Lefschetz Principle (First-Order)
![]() | This article needs to be linked to other articles. You can help $\mathsf{Pr} \infty \mathsf{fWiki}$ by adding these links. To discuss this page in more detail, feel free to use the talk page. When this work has been completed, you may remove this instance of {{MissingLinks}} from the code. |
Theorem
Let $\phi$ be a sentence in the language $\LL_r = \set {0, 1, +, -, \cdot}$ for rings, where $0, 1$ are constants and $+, -, \cdot$ are binary functions.
The following statements are equivalent:
- $(1): \quad \phi$ is true in every algebraically closed field of characteristic $0$.
- $(2): \quad \phi$ is true in some algebraically closed field of characteristic $0$.

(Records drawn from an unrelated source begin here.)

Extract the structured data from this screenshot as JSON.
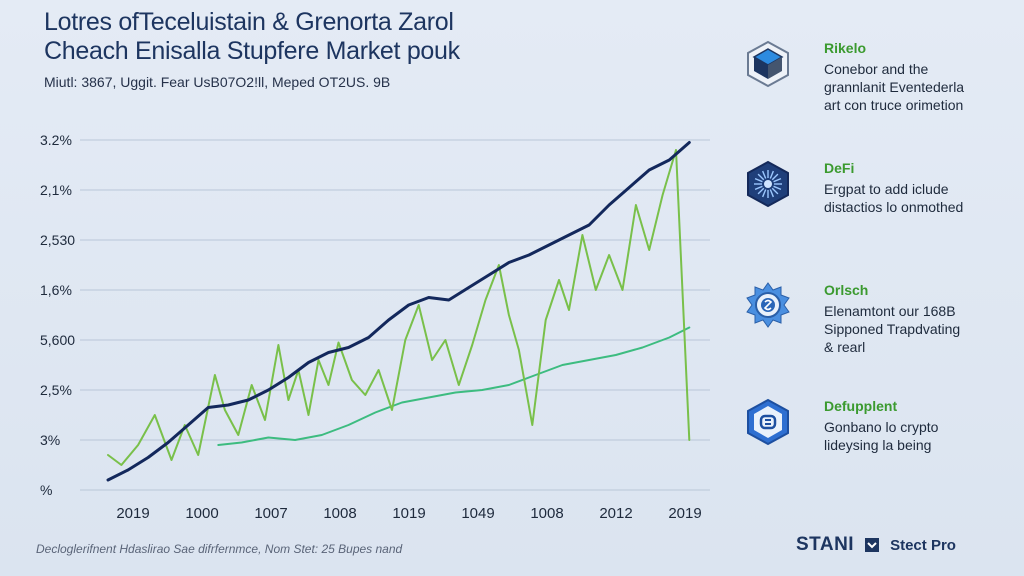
{
  "title_lines": [
    "Lotres ofTeceluistain & Grenorta Zarol",
    "Cheach Enisalla Stupfere Market pouk"
  ],
  "subtitle": "Miutl: 3867, Uggit. Fear UsB07O2!ll, Meped OT2US. 9B",
  "colors": {
    "dark_series": "#13285c",
    "green_series": "#79c04a",
    "teal_series": "#3dbc80",
    "grid": "#b9c6d8",
    "brand": "#1d3560",
    "legend_title": "#3b9a2f"
  },
  "chart_data": {
    "type": "line",
    "title": "Lotres ofTeceluistain & Grenorta Zarol Cheach Enisalla Stupfere Market pouk",
    "y_tick_labels": [
      "3.2%",
      "2,1%",
      "2,530",
      "1,6%",
      "5,600",
      "2,5%",
      "3%",
      "%"
    ],
    "x_tick_labels": [
      "2019",
      "1000",
      "1007",
      "1008",
      "1019",
      "1049",
      "1008",
      "2012",
      "2019"
    ],
    "x_range": [
      0,
      8.8
    ],
    "y_range": [
      0,
      7
    ],
    "grid": true,
    "legend_placement": "right",
    "series": [
      {
        "key": "dark",
        "x": [
          0,
          0.3,
          0.6,
          0.9,
          1.2,
          1.5,
          1.8,
          2.1,
          2.4,
          2.7,
          3.0,
          3.3,
          3.6,
          3.9,
          4.2,
          4.5,
          4.8,
          5.1,
          5.4,
          5.7,
          6.0,
          6.3,
          6.6,
          6.9,
          7.2,
          7.5,
          7.8,
          8.1,
          8.4,
          8.7
        ],
        "y": [
          0.2,
          0.4,
          0.65,
          0.95,
          1.3,
          1.65,
          1.7,
          1.8,
          2.0,
          2.25,
          2.55,
          2.75,
          2.85,
          3.05,
          3.4,
          3.7,
          3.85,
          3.8,
          4.05,
          4.3,
          4.55,
          4.7,
          4.9,
          5.1,
          5.3,
          5.7,
          6.05,
          6.4,
          6.6,
          6.95
        ]
      },
      {
        "key": "green",
        "x": [
          0,
          0.2,
          0.45,
          0.7,
          0.95,
          1.15,
          1.35,
          1.6,
          1.75,
          1.95,
          2.15,
          2.35,
          2.55,
          2.7,
          2.85,
          3.0,
          3.15,
          3.3,
          3.45,
          3.65,
          3.85,
          4.05,
          4.25,
          4.45,
          4.65,
          4.85,
          5.05,
          5.25,
          5.45,
          5.65,
          5.85,
          6.0,
          6.15,
          6.35,
          6.55,
          6.75,
          6.9,
          7.1,
          7.3,
          7.5,
          7.7,
          7.9,
          8.1,
          8.3,
          8.5,
          8.7
        ],
        "y": [
          0.7,
          0.5,
          0.9,
          1.5,
          0.6,
          1.3,
          0.7,
          2.3,
          1.6,
          1.1,
          2.1,
          1.4,
          2.9,
          1.8,
          2.4,
          1.5,
          2.6,
          2.1,
          2.95,
          2.2,
          1.9,
          2.4,
          1.6,
          3.0,
          3.7,
          2.6,
          3.0,
          2.1,
          2.9,
          3.8,
          4.5,
          3.5,
          2.8,
          1.3,
          3.4,
          4.2,
          3.6,
          5.1,
          4.0,
          4.7,
          4.0,
          5.7,
          4.8,
          5.9,
          6.8,
          1.0
        ]
      },
      {
        "key": "teal",
        "x": [
          1.65,
          2.0,
          2.4,
          2.8,
          3.2,
          3.6,
          4.0,
          4.4,
          4.8,
          5.2,
          5.6,
          6.0,
          6.4,
          6.8,
          7.2,
          7.6,
          8.0,
          8.4,
          8.7
        ],
        "y": [
          0.9,
          0.95,
          1.05,
          1.0,
          1.1,
          1.3,
          1.55,
          1.75,
          1.85,
          1.95,
          2.0,
          2.1,
          2.3,
          2.5,
          2.6,
          2.7,
          2.85,
          3.05,
          3.25
        ]
      }
    ]
  },
  "legend": [
    {
      "title": "Rikelo",
      "desc": "Conebor and the\ngrannlanit Eventederla\nart con truce orimetion",
      "icon": "cube-hexagon-icon"
    },
    {
      "title": "DeFi",
      "desc": "Ergpat to add iclude\ndistactios lo onmothed",
      "icon": "starburst-hexagon-icon"
    },
    {
      "title": "Orlsch",
      "desc": "Elenamtont our 168B\nSipponed Trapdvating\n& rearl",
      "icon": "gear-circle-icon"
    },
    {
      "title": "Defupplent",
      "desc": "Gonbano lo crypto\nlideysing la being",
      "icon": "shield-hexagon-icon"
    }
  ],
  "footer": {
    "note": "Decloglerifnent Hdaslirao Sae difrfernmce, Nom Stet: 25 Bupes nand",
    "brand_name": "STANI",
    "brand_pro": "Stect Pro"
  }
}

- $(3): \quad \phi$ is true in algebraically closed fields of characteristic $p$ for arbitrarily large primes $p$.
- $(4): \quad \phi$ is true in algebraically closed fields of characteristic $p$ for sufficiently large primes $p$.
Note in particular that since $\C$ is an algebraically closed field of characteristic $0$, these are equivalent to $\phi$ being true in the field $\C$.
Proof
$(1)$ iff $(2)$
From Theory of Algebraically Closed Fields of Characteristic $p$ is Complete:
the theory $ACF_p$ of algebraically closed fields of characteristic $p$ is complete.
That is, all such fields satisfy the exact same $\LL_r$ sentences.
$\Box$
$(2)$ implies $(4)$
Let $\phi$ be true in some such field.
Then:
- $ACF_0 \models \phi$
By Gödel's Completeness Theorem and the finiteness of proofs, it follows that there is a finite subset $\Delta$ of $ACF_0$ such that $\Delta \models \phi$.
Such a $\Delta$ can only make finitely many assertions about the character of its models.
Hence, as long as $p$ is selected sufficiently large, an algebraically closed field of characteristic $p$ will satisfy $\phi$.
$\Box$
$(4)$ implies $(3)$
We have that all sufficiently large $p$ work.
Hence it follows that it is always possible to find arbitrarily large $p$ that work.
$\Box$
$(3)$ implies $(2)$
We prove this by contraposition.
Suppose there is no algebraically closed field of characteristic $0$ where $\phi$ is true.
Then $\phi$ is false in algebraically closed fields of characteristic $0$
Since $ACF_0$ is complete, this means that $ACF_0 \models \neg \phi$.
Similarly to the case of $(2)$ implies $(4)$, there must then be a finite subset $\Delta$ of $ACF_0$ such that $\Delta \models \neg \phi$.
But then, for all sufficiently large $p$, we have that $\phi$ is false in the algebraically closed fields of characteristic $p$.
Hence, it cannot be true for arbitrarily large $p$.
By Rule of Transposition, $\phi$ is true in algebraically closed fields for arbitrarily large primes $p$ implies there exists an algebraically closed field of characteristic $0$ where $\phi$ is true.
$\blacksquare$
Source of Name
This entry was named for Solomon Lefschetz.